Filmde yerel lehçeyi en iyi çocukların kullandığını bu yüzden Silyana kentinin Kasra beldesinde gerçekleştirdikleri çekimlerde belde sakinlerinin çocuklarının da filmde yer aldığını ifade eden Sehiri, konuşmasını şu şekilde sürdürdü:
“Kırsaldaki yaşama yeni bir bakış açısı getirmeye çalıştım. Kırsaldaki yaşantının sadece yoksulluk ve ihtiyaçlar üzerine kurulmadığını, onların aynı zamanda aşklarının, duygularının ve hikayelerinin de olduğunu göstermek istedim. Bu yüzden dramatik açıdan en çok duygular ve doğal yaşantıya odaklandım. Bunu sağlamanın en doğru yolu, bölgedeki insanlarla çalışmaktı. Tabi gençlerin yanı sıra çocuklara da seslerini duyurabilecekleri bir şans vermek için filmimde onlara da yer açtım.”

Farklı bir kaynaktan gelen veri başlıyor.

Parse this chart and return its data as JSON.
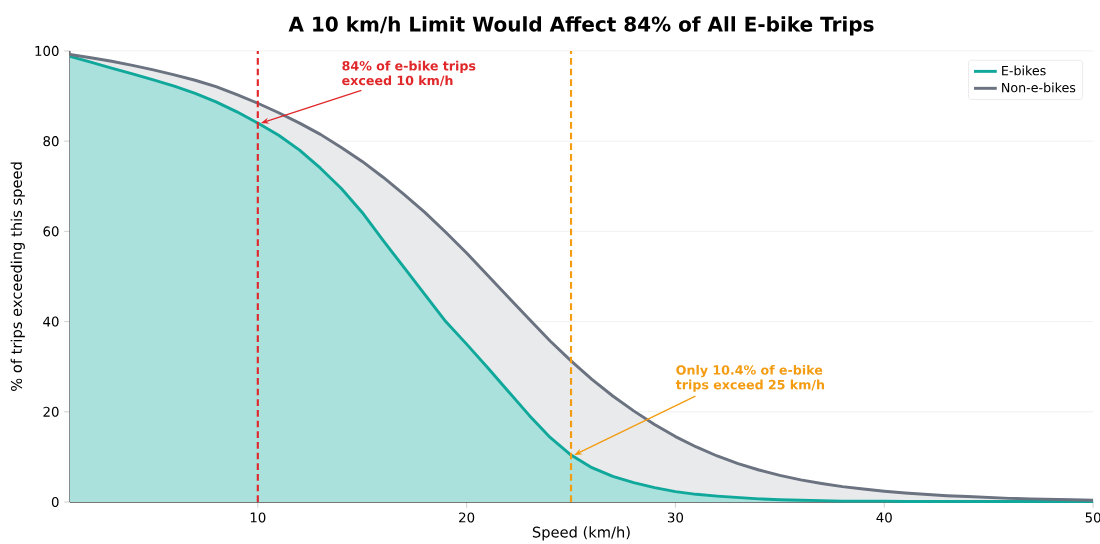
{
  "chart_data": {
    "type": "area",
    "title": "A 10 km/h Limit Would Affect 84% of All E-bike Trips",
    "xlabel": "Speed (km/h)",
    "ylabel": "% of trips exceeding this speed",
    "x": [
      1,
      2,
      3,
      4,
      5,
      6,
      7,
      8,
      9,
      10,
      11,
      12,
      13,
      14,
      15,
      16,
      17,
      18,
      19,
      20,
      21,
      22,
      23,
      24,
      25,
      26,
      27,
      28,
      29,
      30,
      31,
      32,
      33,
      34,
      35,
      36,
      37,
      38,
      39,
      40,
      41,
      42,
      43,
      44,
      45,
      46,
      47,
      48,
      49,
      50
    ],
    "series": [
      {
        "name": "E-bikes",
        "color": "#10a89b",
        "values": [
          98.8,
          97.5,
          96.2,
          94.9,
          93.6,
          92.2,
          90.6,
          88.7,
          86.5,
          84,
          81.3,
          78,
          74,
          69.5,
          64.2,
          58,
          52,
          46,
          40,
          35,
          29.8,
          24.5,
          19.2,
          14.3,
          10.4,
          7.6,
          5.7,
          4.3,
          3.2,
          2.3,
          1.7,
          1.3,
          1.0,
          0.7,
          0.5,
          0.4,
          0.3,
          0.2,
          0.2,
          0.2,
          0.1,
          0.1,
          0.1,
          0.1,
          0.1,
          0.1,
          0.1,
          0.1,
          0.1,
          0.1
        ]
      },
      {
        "name": "Non-e-bikes",
        "color": "#6b7280",
        "values": [
          99.2,
          98.5,
          97.7,
          96.8,
          95.8,
          94.7,
          93.5,
          92.1,
          90.3,
          88.4,
          86.3,
          84,
          81.5,
          78.6,
          75.5,
          72,
          68.2,
          64.2,
          59.8,
          55.2,
          50.3,
          45.4,
          40.5,
          35.7,
          31.3,
          27.2,
          23.5,
          20.2,
          17.2,
          14.5,
          12.2,
          10.2,
          8.5,
          7.1,
          5.9,
          4.9,
          4.1,
          3.4,
          2.9,
          2.4,
          2.0,
          1.7,
          1.4,
          1.2,
          1.0,
          0.8,
          0.7,
          0.6,
          0.5,
          0.4
        ]
      }
    ],
    "xlim": [
      1,
      50
    ],
    "ylim": [
      0,
      100
    ],
    "xticks": [
      10,
      20,
      30,
      40,
      50
    ],
    "yticks": [
      0,
      20,
      40,
      60,
      80,
      100
    ],
    "ref_lines": [
      {
        "axis": "x",
        "value": 10,
        "color": "#e0282b",
        "line_style": "dashed"
      },
      {
        "axis": "x",
        "value": 25,
        "color": "#f39c12",
        "line_style": "dashed"
      }
    ],
    "annotations": [
      {
        "text": "84% of e-bike trips exceed 10 km/h",
        "x": 10,
        "y": 84
      },
      {
        "text": "Only 10.4% of e-bike trips exceed 25 km/h",
        "x": 25,
        "y": 10.4
      }
    ],
    "grid": "y",
    "legend": "top right",
    "marker": "none",
    "line_style": "solid"
  }
}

İlk defa kamera karşısına geçen oyuncularla çalışmanın zorluklarından da bahseden Sehiri, “İlk defa kamera karşısına çıkan oyunculara sinema dünyası garip geldi, bu yüzden ilk başlarda bocaladılar, fakat sonradan kendilerini oynadıklarını fark ettikleri için yavaş yavaş ortama uyum sağladılar. Oyuncularla beraber küçük bir aile gibi birbirimize destek olarak çekimlerimizi tamamladık.” dedi.
“Filmimde tarım işçilerinin gündelik hayatını işledim”
“İncir Ağacının Altında” filmiyle tarım işçilerinin gündelik hayatlarında yaşadıkları ayrıntıları sade bir dille anlatmaya çalıştığını vurgulayan Sehiri, “Film tarım işçilerinin zorlu çalışma koşullarına ışık tutuyor. Köylü kadınların uzun yıllar boyunca tarlalara giderken devrilen traktörlerin ya da kamyonların altında ezilmelerini duyduk. Biz bu zorlukların yanı sıra konuyu daha öznel bir açıdan ele almak istedik. Hikayesini duyduğumuz bu insanların, çalışma zorluklarını, ıstıraplarını, neşelerini, insan ilişkilerini, aşklarını, öfkelerini ve sanata bakışlarını en ince ayrıntısına kadar işlemeye çalıştık.” diye konuştu.
Filminde incir ağacını seçmesinin de nedeni olduğunun altını çizen Sehiri, şunları aktardı:
“Filmimde incir ağacını seçmemin birçok nedeni var. İncir ağacı, dayanıklı ve güçlü olmasına rağmen meyveleri yumuşacık ve narin. Meyveleri toplanırken ve kasalara dizerken yumuşak davranılması gerekiyor. Gölgesinde tüm gün oturabilirsiniz, kesinlikle normal hayattan uzakta başka bir dünyada yaşadığınız hissi verecek. Bazen boğulduğunuzu hissetseniz de bırakıp gidemezsiniz, aynı hayat gibi.”